Another revelatory moment for me was learning that every patient’s support-needs is as idiosyncratic as their treatment. Patient support and patient advocacy is not a one-size-fits-all situation. As Heidi Kummer – president of the Patient Advocate Certification Board said – it is the interpersonal connections that will make change. Understanding what each individual patient and their family needs is the only way to navigate successfully through our fractured healthcare system.
Advocacy is done on the patient level, the community level, and on the policy level. And clearly listening to each other and communicating through all levels is the only way serious changes will be made to help make this work for all of us.

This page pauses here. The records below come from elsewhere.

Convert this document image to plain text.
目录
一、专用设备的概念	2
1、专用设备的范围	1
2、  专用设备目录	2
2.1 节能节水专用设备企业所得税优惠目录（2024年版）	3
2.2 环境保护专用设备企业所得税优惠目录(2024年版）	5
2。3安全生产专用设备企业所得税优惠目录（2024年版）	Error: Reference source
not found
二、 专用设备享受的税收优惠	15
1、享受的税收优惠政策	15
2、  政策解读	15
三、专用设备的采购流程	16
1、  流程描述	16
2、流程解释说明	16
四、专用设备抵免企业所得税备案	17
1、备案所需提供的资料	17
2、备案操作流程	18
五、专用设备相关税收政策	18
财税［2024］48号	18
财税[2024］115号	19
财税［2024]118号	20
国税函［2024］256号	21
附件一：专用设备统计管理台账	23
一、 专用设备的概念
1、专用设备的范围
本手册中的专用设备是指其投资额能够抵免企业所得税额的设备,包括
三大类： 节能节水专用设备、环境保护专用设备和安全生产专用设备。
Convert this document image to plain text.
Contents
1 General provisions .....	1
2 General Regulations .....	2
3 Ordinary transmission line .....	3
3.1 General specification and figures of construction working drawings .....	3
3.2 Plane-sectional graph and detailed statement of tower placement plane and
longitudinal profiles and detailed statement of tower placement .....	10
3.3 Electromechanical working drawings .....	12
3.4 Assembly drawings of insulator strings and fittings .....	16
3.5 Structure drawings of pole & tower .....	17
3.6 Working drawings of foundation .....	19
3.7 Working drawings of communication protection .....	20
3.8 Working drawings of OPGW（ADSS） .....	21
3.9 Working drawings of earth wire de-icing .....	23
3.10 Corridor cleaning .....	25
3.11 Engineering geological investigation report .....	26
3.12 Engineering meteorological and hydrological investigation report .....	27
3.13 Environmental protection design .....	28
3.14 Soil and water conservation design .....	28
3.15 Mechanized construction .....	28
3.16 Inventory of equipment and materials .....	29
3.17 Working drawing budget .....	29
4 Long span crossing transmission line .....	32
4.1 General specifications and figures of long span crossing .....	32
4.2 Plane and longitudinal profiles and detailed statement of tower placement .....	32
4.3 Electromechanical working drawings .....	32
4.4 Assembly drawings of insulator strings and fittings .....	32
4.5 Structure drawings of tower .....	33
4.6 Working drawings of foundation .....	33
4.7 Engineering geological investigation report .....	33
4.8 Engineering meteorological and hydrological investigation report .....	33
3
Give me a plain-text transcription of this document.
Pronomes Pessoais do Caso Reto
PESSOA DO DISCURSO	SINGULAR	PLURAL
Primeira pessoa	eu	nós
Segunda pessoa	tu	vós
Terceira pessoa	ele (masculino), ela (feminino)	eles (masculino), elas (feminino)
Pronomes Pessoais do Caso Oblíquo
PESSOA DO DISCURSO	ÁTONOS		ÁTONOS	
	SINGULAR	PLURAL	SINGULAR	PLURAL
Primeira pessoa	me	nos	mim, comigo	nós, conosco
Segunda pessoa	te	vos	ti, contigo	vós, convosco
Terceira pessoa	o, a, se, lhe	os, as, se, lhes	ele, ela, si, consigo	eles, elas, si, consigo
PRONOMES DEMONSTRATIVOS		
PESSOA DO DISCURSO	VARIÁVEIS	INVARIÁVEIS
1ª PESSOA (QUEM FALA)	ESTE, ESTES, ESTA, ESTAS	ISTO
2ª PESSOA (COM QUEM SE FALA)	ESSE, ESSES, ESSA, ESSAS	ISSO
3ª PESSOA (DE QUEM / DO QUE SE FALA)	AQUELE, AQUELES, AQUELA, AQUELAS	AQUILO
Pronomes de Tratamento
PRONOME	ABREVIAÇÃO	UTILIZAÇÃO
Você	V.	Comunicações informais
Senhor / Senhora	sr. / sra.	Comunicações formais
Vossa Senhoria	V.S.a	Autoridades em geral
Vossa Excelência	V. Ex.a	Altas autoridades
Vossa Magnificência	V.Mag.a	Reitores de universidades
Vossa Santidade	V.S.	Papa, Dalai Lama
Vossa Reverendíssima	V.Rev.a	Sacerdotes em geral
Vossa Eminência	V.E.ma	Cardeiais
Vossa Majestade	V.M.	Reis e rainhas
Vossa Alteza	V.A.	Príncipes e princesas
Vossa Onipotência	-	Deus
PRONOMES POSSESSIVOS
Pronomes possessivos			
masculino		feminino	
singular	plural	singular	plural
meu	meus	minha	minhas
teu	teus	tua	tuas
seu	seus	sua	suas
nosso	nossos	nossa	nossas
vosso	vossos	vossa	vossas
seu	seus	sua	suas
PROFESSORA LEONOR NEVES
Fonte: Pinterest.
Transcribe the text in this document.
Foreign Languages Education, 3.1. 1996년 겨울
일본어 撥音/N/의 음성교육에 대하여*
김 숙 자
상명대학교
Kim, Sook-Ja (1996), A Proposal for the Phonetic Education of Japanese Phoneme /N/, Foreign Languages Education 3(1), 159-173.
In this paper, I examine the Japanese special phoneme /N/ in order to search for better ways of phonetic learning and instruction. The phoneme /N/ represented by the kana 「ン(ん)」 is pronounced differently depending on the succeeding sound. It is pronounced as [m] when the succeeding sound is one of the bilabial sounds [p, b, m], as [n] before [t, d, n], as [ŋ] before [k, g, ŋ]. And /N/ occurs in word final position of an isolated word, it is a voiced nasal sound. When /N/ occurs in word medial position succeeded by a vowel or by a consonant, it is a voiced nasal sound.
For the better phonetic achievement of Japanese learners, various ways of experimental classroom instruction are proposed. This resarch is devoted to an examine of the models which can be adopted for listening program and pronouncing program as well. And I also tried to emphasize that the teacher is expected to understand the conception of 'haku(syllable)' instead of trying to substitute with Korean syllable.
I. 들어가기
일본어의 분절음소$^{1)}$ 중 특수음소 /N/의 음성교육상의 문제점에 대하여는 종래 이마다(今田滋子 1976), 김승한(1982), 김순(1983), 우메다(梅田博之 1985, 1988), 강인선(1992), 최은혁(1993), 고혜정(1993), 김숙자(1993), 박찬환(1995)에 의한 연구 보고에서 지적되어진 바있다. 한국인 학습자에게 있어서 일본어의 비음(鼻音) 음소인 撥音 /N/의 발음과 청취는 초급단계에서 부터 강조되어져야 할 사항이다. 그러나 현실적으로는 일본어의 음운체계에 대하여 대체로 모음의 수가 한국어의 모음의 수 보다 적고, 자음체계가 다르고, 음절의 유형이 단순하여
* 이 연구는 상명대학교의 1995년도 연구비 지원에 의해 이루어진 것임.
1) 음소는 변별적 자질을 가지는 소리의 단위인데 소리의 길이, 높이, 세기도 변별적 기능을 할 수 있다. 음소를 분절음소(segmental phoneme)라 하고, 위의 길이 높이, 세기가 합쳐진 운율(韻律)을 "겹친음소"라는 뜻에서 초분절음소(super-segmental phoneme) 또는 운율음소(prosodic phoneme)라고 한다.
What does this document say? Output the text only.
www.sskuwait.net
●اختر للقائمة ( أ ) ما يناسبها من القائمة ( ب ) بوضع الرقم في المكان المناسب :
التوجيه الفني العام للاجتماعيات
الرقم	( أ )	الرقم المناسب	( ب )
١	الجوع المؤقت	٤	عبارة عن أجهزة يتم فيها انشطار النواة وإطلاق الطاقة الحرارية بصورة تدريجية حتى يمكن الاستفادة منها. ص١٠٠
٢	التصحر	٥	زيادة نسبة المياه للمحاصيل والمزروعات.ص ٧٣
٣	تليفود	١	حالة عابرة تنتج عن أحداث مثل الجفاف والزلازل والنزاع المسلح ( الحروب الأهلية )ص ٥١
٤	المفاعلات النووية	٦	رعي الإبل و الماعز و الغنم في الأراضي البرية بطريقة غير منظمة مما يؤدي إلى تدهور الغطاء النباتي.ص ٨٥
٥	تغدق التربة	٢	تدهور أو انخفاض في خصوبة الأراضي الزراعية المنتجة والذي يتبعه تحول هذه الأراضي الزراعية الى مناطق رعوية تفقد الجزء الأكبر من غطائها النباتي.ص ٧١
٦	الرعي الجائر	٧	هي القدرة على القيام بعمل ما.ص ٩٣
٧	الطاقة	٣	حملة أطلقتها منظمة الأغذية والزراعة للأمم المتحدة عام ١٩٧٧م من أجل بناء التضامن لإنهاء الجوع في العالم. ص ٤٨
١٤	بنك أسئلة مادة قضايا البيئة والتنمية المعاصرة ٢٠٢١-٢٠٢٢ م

We all talked about our desire for a more transparent system. One that clearly communicates every step in patient care from the tech required to make appointments to what the narrative arc of care and recovery looks like in each patient’s case. I learned that transparency is not just better communication between doctors and patients nor between patients and their families and advocates. But between all of us trying to make changes in the system. Between patients, private advocates, public advocates, hospital administrators, health care providers, and policy makers. Advocacy is done on the patient level, the community level, and on the policy level. And clearly listening to each other and communicating through all levels is the only way serious changes will be made to help make this work for all of us.